2) The other problem with publishing Comments to the Editor is that the reviewers probably wrote them without thinking that they would be published – they are often explicitly listed as confidential on the reviewer comments form (I don’t know if this is the case for EM). I hope the EM editor asked permission before publsihing these comments. I know that not all editors are so considerate: an editor of a journal I once wrote a review for cut and pasted some of my “confidential” comments into my review for the authors. There was nothing offensive in those comments but it was information that I thought would be useful to the editor that I didn’t think would help the authors revise the paper. If I’d have known it would be sent to the authors I would have written it in a different style.
3) Perhaps more worrying is if reviewers for EM are writing their reviews in the knowledge that the editor may use their “funny” comments in the December issue (this is the 2nd year that EM have done this list). As an Associate Editor of a journal, I often find that the comments written specifically for me are the most useful information in deciding the outcome of the review process. If reviewers are trying to get a punchline in that statement then that runs the risk of making the review process harder than it needs to be or skewing the reviewer’s tone.
4) I don’t know how many manuscripts EM have submitted each year but the authors of the paper that this refers to could probably work it out:
“The presentation is of a standard that I would reject from an undergraduate student. Take Table 1: none of the data has units or an explanation. Negative controls gave a positive signal, but there is no explanation of why and how this was dealt with; just that it was different.”
It’s not very polite (or funny actually).
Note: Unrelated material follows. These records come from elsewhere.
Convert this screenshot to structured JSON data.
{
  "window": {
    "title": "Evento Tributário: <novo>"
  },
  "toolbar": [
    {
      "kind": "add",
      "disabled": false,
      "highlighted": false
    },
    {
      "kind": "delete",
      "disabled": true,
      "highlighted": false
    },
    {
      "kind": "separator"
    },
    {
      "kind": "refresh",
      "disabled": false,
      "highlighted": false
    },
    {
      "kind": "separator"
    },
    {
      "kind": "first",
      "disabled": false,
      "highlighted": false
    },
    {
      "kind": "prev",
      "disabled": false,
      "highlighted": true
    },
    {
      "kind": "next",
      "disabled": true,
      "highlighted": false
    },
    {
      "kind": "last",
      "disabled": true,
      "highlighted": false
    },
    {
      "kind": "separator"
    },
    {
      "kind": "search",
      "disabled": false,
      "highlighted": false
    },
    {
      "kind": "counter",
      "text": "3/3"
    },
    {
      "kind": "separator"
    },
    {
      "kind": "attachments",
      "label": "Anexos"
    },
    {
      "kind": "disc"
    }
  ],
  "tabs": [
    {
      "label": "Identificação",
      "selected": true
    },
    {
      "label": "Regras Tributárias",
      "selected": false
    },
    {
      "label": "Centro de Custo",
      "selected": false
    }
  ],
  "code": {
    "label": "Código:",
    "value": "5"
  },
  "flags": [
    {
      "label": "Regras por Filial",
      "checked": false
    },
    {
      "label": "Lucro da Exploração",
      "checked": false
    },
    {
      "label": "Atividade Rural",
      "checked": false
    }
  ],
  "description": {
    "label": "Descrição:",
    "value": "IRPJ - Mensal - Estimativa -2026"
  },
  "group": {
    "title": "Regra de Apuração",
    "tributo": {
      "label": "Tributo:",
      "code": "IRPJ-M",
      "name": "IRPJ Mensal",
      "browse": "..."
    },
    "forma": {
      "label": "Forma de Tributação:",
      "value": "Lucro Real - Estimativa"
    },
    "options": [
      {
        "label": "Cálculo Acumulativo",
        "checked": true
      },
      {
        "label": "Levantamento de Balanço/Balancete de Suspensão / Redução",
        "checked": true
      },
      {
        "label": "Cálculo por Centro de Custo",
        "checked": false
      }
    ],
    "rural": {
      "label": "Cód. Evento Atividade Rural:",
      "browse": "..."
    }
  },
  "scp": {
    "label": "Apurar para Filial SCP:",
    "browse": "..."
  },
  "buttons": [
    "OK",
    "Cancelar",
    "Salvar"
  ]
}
5) Finally, a few of the comments give the impression that the peer-review process is a bit cliquey:
“Ken, I would suggest that EM is setting up a fund that pays for the red wine reviewers may need to digest manuscripts like this one. (Ed.: this excellent suggestion was duly proposed to the Publisher. However, given the logistical difficulties of problem-solving within narrow time frames, combined with the known deleterious effect of transport on good wine, a modification of the remedy was adopted, namely that Editors would act as proxies for reviewers with said digestive complaints.)”
This kind of comment makes me think that having open, non-anonymous peer-review would be for the best.
Anyway, I suspect I’m being a bit of a killjoy but I’m not sure the laughs are worth the potential damage that these quotes can do.